A huit ans, le narrateur est emmené dans une chambre inconnue. Son regard est soumis à une image fascinante qui sublime un processus de terreur et de plaisir. Trop forte, cette image est remisée dans l’inconscient de l’enfant avant de faire retour. Il s’agit désormais de l’appréhender. Dans ce but, Schefer doit mettre des mots « dedans ». Mais au nom du traumatisme premier leur « frégolisme » (Barthes) ne peut en venir à bout. Une stratégie plus efficiente est nécessaire. Il faut une opération – entendons ouverture – capable de provoquer une révélation et un aboutissement bien en amont de la résilience.

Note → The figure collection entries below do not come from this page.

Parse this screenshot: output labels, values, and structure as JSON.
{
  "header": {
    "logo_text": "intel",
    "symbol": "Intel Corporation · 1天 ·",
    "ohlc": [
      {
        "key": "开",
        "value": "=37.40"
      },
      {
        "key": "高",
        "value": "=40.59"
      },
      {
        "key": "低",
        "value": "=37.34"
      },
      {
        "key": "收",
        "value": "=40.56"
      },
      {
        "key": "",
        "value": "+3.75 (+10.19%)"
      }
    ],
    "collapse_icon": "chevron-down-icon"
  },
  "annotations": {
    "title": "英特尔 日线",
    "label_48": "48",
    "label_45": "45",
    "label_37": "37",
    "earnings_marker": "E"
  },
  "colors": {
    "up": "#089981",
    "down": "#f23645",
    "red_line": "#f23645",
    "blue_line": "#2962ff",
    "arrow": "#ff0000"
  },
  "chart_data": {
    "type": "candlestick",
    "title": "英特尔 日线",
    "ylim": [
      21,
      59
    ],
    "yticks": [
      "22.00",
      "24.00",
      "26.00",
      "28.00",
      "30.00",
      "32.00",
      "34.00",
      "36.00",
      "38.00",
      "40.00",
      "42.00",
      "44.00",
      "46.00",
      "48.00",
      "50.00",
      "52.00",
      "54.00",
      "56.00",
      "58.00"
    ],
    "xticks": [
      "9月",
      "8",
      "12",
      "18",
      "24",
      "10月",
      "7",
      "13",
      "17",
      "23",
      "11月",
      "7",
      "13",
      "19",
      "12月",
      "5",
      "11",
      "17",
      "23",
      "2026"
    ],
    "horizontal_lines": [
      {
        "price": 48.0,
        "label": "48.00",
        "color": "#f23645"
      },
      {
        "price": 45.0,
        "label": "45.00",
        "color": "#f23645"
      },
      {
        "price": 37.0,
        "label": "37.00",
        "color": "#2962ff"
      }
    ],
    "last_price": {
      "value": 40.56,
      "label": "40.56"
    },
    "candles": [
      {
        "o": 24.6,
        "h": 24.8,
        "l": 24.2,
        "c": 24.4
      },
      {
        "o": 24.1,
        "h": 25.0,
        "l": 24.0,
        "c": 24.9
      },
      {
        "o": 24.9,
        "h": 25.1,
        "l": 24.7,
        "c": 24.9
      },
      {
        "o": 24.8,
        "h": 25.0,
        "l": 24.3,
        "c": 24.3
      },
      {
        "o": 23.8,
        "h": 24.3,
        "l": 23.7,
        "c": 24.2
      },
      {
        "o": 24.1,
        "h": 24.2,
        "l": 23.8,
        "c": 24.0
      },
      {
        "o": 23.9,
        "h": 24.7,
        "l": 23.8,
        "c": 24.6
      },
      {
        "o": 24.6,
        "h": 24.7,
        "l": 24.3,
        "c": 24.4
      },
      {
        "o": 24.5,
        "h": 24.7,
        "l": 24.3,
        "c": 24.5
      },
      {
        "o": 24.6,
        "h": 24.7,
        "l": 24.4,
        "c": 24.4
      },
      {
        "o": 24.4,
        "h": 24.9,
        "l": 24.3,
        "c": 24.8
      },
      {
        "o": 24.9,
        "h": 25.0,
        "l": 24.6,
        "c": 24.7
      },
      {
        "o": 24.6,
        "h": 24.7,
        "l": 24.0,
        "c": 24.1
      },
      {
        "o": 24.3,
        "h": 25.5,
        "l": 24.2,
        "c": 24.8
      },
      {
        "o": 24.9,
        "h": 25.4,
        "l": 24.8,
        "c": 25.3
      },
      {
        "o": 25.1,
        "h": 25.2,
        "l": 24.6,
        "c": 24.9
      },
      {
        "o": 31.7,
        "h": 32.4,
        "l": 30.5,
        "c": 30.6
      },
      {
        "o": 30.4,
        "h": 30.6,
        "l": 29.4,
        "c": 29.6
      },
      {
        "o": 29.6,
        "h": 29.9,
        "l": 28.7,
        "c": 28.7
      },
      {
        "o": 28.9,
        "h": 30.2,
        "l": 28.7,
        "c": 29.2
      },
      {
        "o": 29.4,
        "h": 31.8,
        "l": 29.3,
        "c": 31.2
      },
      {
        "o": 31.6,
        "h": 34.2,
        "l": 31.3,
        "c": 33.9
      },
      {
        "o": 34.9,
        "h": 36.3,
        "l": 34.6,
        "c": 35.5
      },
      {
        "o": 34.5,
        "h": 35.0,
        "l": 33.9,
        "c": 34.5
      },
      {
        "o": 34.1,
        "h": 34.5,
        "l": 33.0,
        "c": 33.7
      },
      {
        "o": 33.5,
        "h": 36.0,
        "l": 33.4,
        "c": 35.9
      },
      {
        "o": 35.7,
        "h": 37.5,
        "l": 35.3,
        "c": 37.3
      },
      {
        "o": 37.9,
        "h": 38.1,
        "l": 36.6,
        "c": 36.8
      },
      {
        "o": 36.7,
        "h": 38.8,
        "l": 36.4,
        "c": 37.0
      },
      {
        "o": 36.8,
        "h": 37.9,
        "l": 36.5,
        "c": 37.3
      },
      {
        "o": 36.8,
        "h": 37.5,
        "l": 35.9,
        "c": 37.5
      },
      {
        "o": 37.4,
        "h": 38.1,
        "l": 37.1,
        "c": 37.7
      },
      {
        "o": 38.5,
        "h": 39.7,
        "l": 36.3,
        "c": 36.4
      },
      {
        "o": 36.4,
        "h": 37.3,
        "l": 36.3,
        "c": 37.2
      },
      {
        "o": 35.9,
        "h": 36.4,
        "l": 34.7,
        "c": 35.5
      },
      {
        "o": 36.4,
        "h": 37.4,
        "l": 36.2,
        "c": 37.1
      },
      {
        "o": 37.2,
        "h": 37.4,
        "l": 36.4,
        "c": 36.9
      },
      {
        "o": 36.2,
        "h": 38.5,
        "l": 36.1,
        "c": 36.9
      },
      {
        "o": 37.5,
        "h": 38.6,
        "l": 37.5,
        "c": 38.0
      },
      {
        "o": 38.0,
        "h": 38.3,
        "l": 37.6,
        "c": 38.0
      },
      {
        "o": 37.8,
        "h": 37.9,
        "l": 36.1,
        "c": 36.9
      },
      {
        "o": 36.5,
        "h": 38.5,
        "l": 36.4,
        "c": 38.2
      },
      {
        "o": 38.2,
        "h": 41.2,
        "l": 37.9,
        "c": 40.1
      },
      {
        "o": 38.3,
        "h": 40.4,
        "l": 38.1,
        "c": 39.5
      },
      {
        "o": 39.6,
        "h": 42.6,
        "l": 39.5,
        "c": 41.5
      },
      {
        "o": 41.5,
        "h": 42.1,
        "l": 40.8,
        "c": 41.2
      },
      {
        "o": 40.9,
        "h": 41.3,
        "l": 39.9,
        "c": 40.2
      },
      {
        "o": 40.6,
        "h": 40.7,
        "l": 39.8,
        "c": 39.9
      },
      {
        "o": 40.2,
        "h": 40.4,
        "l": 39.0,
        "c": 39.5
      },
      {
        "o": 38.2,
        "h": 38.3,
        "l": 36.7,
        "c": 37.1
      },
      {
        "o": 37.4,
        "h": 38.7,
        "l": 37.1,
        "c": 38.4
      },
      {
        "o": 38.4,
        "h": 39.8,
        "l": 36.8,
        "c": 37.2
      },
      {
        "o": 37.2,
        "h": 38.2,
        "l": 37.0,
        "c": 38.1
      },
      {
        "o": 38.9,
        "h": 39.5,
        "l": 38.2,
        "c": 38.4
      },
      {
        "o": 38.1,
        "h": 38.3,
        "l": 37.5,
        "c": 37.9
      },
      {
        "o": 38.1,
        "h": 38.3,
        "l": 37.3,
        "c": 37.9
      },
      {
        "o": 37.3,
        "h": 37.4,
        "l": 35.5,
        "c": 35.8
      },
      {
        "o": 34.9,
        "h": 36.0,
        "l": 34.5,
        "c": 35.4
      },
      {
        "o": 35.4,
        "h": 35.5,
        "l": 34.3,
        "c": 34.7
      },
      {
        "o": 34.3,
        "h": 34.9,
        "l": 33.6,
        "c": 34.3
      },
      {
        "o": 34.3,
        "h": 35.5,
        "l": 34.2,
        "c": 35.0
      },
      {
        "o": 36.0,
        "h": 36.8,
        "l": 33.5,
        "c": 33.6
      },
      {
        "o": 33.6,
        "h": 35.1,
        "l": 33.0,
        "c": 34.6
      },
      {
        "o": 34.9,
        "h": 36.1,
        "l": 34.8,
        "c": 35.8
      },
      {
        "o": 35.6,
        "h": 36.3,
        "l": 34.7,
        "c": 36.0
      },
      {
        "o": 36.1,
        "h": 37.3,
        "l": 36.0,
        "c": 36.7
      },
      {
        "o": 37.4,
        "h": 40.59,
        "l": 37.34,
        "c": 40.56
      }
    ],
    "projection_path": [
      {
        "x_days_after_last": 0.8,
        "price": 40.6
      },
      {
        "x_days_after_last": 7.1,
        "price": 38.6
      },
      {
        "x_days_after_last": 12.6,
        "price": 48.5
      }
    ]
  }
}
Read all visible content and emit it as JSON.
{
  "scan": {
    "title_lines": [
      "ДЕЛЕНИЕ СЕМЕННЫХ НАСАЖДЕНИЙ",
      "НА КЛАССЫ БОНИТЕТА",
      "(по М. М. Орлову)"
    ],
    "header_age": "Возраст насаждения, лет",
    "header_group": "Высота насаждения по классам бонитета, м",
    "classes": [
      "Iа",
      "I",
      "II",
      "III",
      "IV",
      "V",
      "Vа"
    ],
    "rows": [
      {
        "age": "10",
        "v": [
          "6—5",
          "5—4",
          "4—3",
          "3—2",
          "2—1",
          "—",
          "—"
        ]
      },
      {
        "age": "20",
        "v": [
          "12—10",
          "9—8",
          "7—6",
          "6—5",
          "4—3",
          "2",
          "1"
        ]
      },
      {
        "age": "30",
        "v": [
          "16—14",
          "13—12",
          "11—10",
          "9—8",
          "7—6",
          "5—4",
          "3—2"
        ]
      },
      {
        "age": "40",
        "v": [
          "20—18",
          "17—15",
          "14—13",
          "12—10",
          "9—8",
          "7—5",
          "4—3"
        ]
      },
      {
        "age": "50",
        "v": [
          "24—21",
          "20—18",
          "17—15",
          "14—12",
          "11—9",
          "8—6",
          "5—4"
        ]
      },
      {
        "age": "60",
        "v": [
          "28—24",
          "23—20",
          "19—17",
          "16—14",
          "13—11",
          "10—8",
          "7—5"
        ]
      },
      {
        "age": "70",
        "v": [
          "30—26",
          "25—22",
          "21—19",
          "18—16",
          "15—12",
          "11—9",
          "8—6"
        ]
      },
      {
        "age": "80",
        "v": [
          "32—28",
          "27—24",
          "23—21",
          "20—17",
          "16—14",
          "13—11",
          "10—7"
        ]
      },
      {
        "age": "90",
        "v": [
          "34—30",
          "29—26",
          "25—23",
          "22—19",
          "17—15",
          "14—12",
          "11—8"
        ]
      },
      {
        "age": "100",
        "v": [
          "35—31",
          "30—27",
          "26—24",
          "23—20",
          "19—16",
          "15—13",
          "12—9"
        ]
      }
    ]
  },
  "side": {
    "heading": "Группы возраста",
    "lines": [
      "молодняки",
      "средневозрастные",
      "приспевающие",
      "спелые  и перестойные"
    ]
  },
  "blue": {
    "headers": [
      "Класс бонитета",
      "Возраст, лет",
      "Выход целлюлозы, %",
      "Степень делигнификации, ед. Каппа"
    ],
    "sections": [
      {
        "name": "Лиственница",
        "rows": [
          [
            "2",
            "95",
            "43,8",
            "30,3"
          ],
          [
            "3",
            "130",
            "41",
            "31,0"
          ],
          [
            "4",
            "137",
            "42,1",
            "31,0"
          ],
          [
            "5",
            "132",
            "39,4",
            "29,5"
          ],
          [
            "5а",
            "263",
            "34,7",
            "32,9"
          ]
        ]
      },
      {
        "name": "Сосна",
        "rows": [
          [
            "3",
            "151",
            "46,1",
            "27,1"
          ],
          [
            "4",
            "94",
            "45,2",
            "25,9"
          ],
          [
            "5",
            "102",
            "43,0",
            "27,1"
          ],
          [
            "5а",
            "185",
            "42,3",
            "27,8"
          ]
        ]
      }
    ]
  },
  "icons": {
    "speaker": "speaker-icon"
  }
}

Conduit par sa mère chez son amant, l’encore innocent est soumis à un « voyage » où se mêlent l’incompréhension, la catastrophe et la jouissance. La remontée se fait par étapes en arpentant fantasmatiquement le couloir et le labyrinthe qui menèrent l’enfant à la chambre, l’image, la sidération inter-dite. Le tout, au nom de l’incompossible de ce que Schefer nomme « Une histoire d’amour qui sans cesse recommence ». Par la soierie de ce voyage, il secoue nos nuits fragiles. Nous y dormons soudain tout habillés comme des nomades. L’image devient notre peuple intérieur, elle chevauche monts et merveilles entre la douleur et les astres.
L’auteur nous guérit-il de l’extase du vide et de la maladie du temps ? Pas sûr. Tel un ange noir, il nous tire par les pieds, agite nos bas-fonds. La littérature est plus exaltée que le feu car elle a la poésie dans le sang. Les yeux s’entrouvrent sous le fil de la vie d’un fils confronté à l’invisible et l’impensable. Le texte débarque jusque dans notre inconscient sans doute pour porter la lumière dans l’ombre de caves où veille un dragon. L’auteur, lui, plante le stylet de l’écriture car il sait que, cet assoiffé, rien ne le désaltère sinon des rêves qui le broient dans un grand luxe de rigueur.
Reste donc cette langue de feu autour des cris d’une bien étrange « fée ».
jean-paul gavard-perret
Bertrand Schefer, La photo au-dessus du lit, P.O.L éditeur, 2014, 72 p. — 7,50 €.